Quilts That Helped Us Heal:
The Briscoe Center’s Reflections on 9/11 Quilt Collection
August 29, 2011
On this tenth anniversary of 9/11, the Briscoe Center for American History, The University of Texas at Austin, presents quilts from its Reflections on 9/11 Quilt Collection. These quilts began as 139 blocks made by quilters in Japan immediately after 9/11. Quilt makers from the San Antonio area finished them into 40 quilts.
This project began to coalesce at the 2001 International Quilt Festival in Houston, only weeks after September 11, when Festival volunteers Marty Kishiro of Osaka, Japan, and Barbara Gilstad of San Antonio discussed the recent heartrending events. Even before Festival, Marty had rallied quilt makers in Japan to make ten-inch quilt blocks expressing condolence and support; by October he had received 139 blocks. Shortly after Festival, Marty asked Barbara if she could find quilt makers who would turn the blocks into finished quilts. As Barbara later recalled, “Without even thinking I said ‘Yes’; I couldn’t say ‘No.'”

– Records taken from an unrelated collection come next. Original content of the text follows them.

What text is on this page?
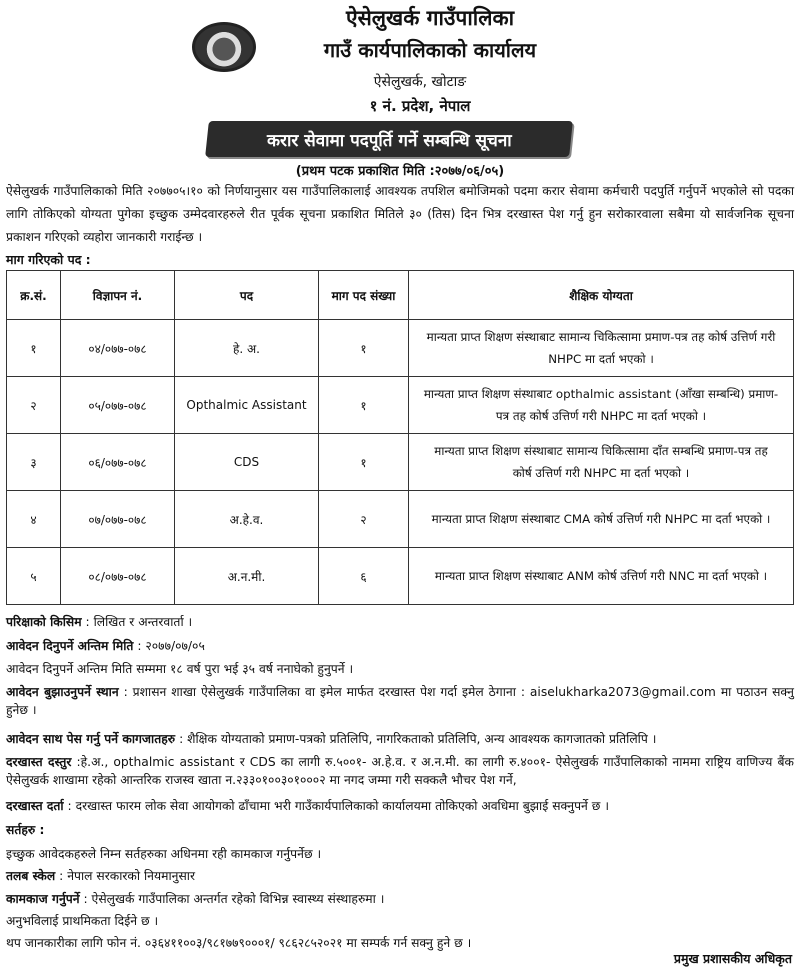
ऐसेलुखर्क गाउँपालिका
गाउँ कार्यपालिकाको कार्यालय
ऐसेलुखर्क, खोटाङ
१ नं. प्रदेश, नेपाल
करार सेवामा पदपूर्ति गर्ने सम्बन्धि सूचना
(प्रथम पटक प्रकाशित मिति :२०७७/०६/०५)
ऐसेलुखर्क गाउँपालिकाको मिति २०७७०५।१० को निर्णयानुसार यस गाउँपालिकालाई आवश्यक तपशिल बमोजिमको पदमा करार सेवामा कर्मचारी पदपुर्ति गर्नुपर्ने भएकोले सो पदका लागि तोकिएको योग्यता पुगेका इच्छुक उम्मेदवारहरुले रीत पूर्वक सूचना प्रकाशित मितिले ३० (तिस) दिन भित्र दरखास्त पेश गर्नु हुन सरोकारवाला सबैमा यो सार्वजनिक सूचना प्रकाशन गरिएको व्यहोरा जानकारी गराईन्छ ।
माग गरिएको पद :
क्र.सं.	विज्ञापन नं.	पद	माग पद संख्या	शैक्षिक योग्यता
१	०४/०७७-०७८	हे. अ.	१	मान्यता प्राप्त शिक्षण संस्थाबाट सामान्य चिकित्सामा प्रमाण-पत्र तह कोर्ष उत्तिर्ण गरी NHPC मा दर्ता भएको ।
२	०५/०७७-०७८	Opthalmic Assistant	१	मान्यता प्राप्त शिक्षण संस्थाबाट opthalmic assistant (आँखा सम्बन्धि) प्रमाण-पत्र तह कोर्ष उत्तिर्ण गरी NHPC मा दर्ता भएको ।
३	०६/०७७-०७८	CDS	१	मान्यता प्राप्त शिक्षण संस्थाबाट सामान्य चिकित्सामा दाँत सम्बन्धि प्रमाण-पत्र तह कोर्ष उत्तिर्ण गरी NHPC मा दर्ता भएको ।
४	०७/०७७-०७८	अ.हे.व.	२	मान्यता प्राप्त शिक्षण संस्थाबाट CMA कोर्ष उत्तिर्ण गरी NHPC मा दर्ता भएको ।
५	०८/०७७-०७८	अ.न.मी.	६	मान्यता प्राप्त शिक्षण संस्थाबाट ANM कोर्ष उत्तिर्ण गरी NNC मा दर्ता भएको ।
परिक्षाको किसिम : लिखित र अन्तरवार्ता ।
आवेदन दिनुपर्ने अन्तिम मिति : २०७७/०७/०५
आवेदन दिनुपर्ने अन्तिम मिति सम्ममा १८ वर्ष पुरा भई ३५ वर्ष ननाघेको हुनुपर्ने ।
आवेदन बुझाउनुपर्ने स्थान : प्रशासन शाखा ऐसेलुखर्क गाउँपालिका वा इमेल मार्फत दरखास्त पेश गर्दा इमेल ठेगाना : aiselukharka2073@gmail.com मा पठाउन सक्नु हुनेछ ।
आवेदन साथ पेस गर्नु पर्ने कागजातहरु : शैक्षिक योग्यताको प्रमाण-पत्रको प्रतिलिपि, नागरिकताको प्रतिलिपि, अन्य आवश्यक कागजातको प्रतिलिपि ।
दरखास्त दस्तुर :हे.अ., opthalmic assistant र CDS का लागी रु.५००१- अ.हे.व. र अ.न.मी. का लागी रु.४००१- ऐसेलुखर्क गाउँपालिकाको नाममा राष्ट्रिय वाणिज्य बैंक ऐसेलुखर्क शाखामा रहेको आन्तरिक राजस्व खाता न.२३३०१००३०१०००२ मा नगद जम्मा गरी सक्कलै भौचर पेश गर्ने,
दरखास्त दर्ता : दरखास्त फारम लोक सेवा आयोगको ढाँचामा भरी गाउँकार्यपालिकाको कार्यालयमा तोकिएको अवधिमा बुझाई सक्नुपर्ने छ ।
सर्तहरु :
इच्छुक आवेदकहरुले निम्न सर्तहरुका अधिनमा रही कामकाज गर्नुपर्नेछ ।
तलब स्केल : नेपाल सरकारको नियमानुसार
कामकाज गर्नुपर्ने : ऐसेलुखर्क गाउँपालिका अन्तर्गत रहेको विभिन्न स्वास्थ्य संस्थाहरुमा ।
अनुभविलाई प्राथमिकता दिईने छ ।
थप जानकारीका लागि फोन नं. ०३६४११००३/९८१७७९०००१/ ९८६२८५२०२१ मा सम्पर्क गर्न सक्नु हुने छ ।
प्रमुख प्रशासकीय अधिकृत
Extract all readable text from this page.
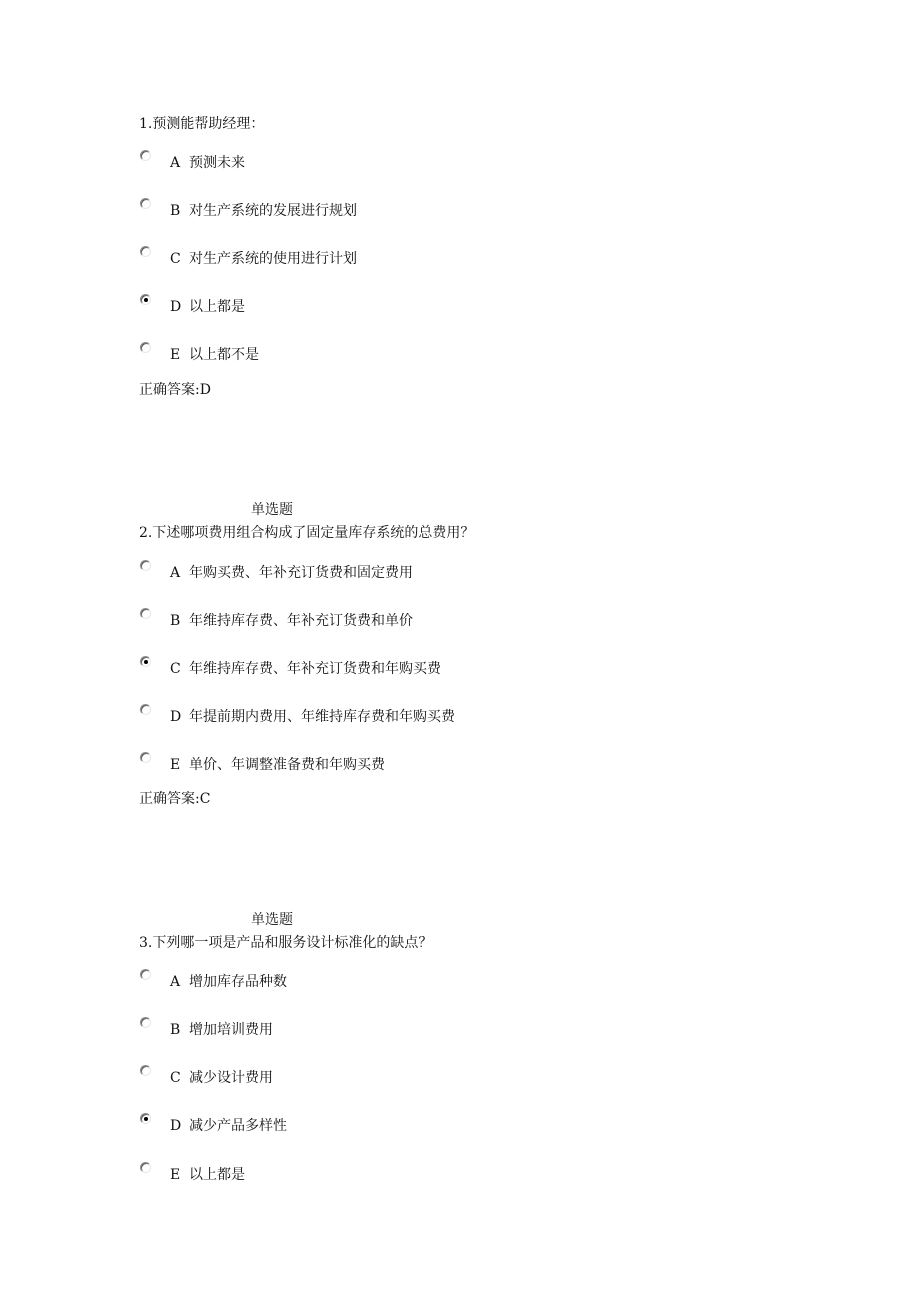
1.预测能帮助经理：
A 预测未来
B 对生产系统的发展进行规划
C 对生产系统的使用进行计划
D 以上都是
E 以上都不是
正确答案:D
单选题
2.下述哪项费用组合构成了固定量库存系统的总费用？
A 年购买费、年补充订货费和固定费用
B 年维持库存费、年补充订货费和单价
C 年维持库存费、年补充订货费和年购买费
D 年提前期内费用、年维持库存费和年购买费
E 单价、年调整准备费和年购买费
正确答案:C
单选题
3.下列哪一项是产品和服务设计标准化的缺点？
A 增加库存品种数
B 增加培训费用
C 减少设计费用
D 减少产品多样性
E 以上都是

Barbara enlisted the help of Ruth Felty, a fellow member of the Greater San Antonio Quilt Guild, and together they assembled 47 area quilt makers. Each quilter selected one or more blocks and was responsible for layout, fabrics, and techniques. By late 2004, the 139 quilt blocks had become 40 finished quilts.
This three-year collaborative project was a healing experience for many of its participants. The designs and messages printed, stitched, or embroidered on some of the blocks express hope, caring, and sympathy—hearts, a rainbow, or a dove grace quilt blocks next to the words “love,” “freedom,” and “peace.”
For the Texas quilt makers, turning these blocks into quilts became a way to express their feelings after 9/11. These participants recorded what working on the project meant to them. Their sentiments—the core of the labels for each of the quilts displayed here—capture the healing power of this collaborative quilt-making project.
The Reflections on 9/11 Quilt Collection is now part of the Briscoe Center’s Winedale Quilt Collection, where it is being preserved and made available for research. All of the collection’s quilts may be viewed online at the Briscoe Center’s website.
376th Heavy Bombardment Group
The Briscoe Center has added the records of the 376th Heavy Bombardment Group (HBG) to its military history collections. Comprised of four air squadrons, the 376th HBG saw action in the North African and Italian theaters during World War II. The collection was donated by the 376th HBG Association, a veteran’s group, which continues to stage reunions and raise money for a variety of causes.
“I want to thank the 376th HBG Association for donating this collection, which perfectly complements the center’s growing military history collections,” said Don Carleton, executive director of the Briscoe Center. “The records will also continue to grow as association members donate new materials, giving us a fuller picture of the American airman’s experience during the Second World War.”
The 376th HBG grew from a task force of 231 servicemen and 23 aircraft commanded by Colonel Harry E. Halverson from Fort Myers, Florida, in 1942. The unit, originally called the Halverson Project (HALPRO), was deployed to Egypt the same year. From there it began raids on Axis (mostly German and Italian) targets in North Africa. The HALPRO unit became the 376th Heavy Bombardment Group and was nicknamed “the Liberandos” after the B-24D Liberator aircraft it operated. New aircraft and personnel were added in 1943 to create the unit’s four squadrons. From bases in Palestine, Egypt, Libya, and Tunisia, the 376th HBG bombed Axis supply lines first in North Africa, and later in Europe. Between 1943 and 1945, the group flew over 450 missions.
The 376th HBG Records comprise correspondence, newspaper clippings, legal documents, photographs, audiovisual recordings, notes, research materials, and artifacts. The papers also document many of the 376th HBG Association’s reunions, which include oral history projects, awards, and lectures, as well as the association’s publication The Liberandos Intelligencer. In addition to administrative records, the collection contains the papers of individual veterans including Captain Edward Clendenin, Captain James O. Britt, Major John M. Toomey, and Lieutenant Richard H. Spaulding. The records also contain material culture items such as flight jackets, helmets, insignia, and slide rules used to determine bombing distances.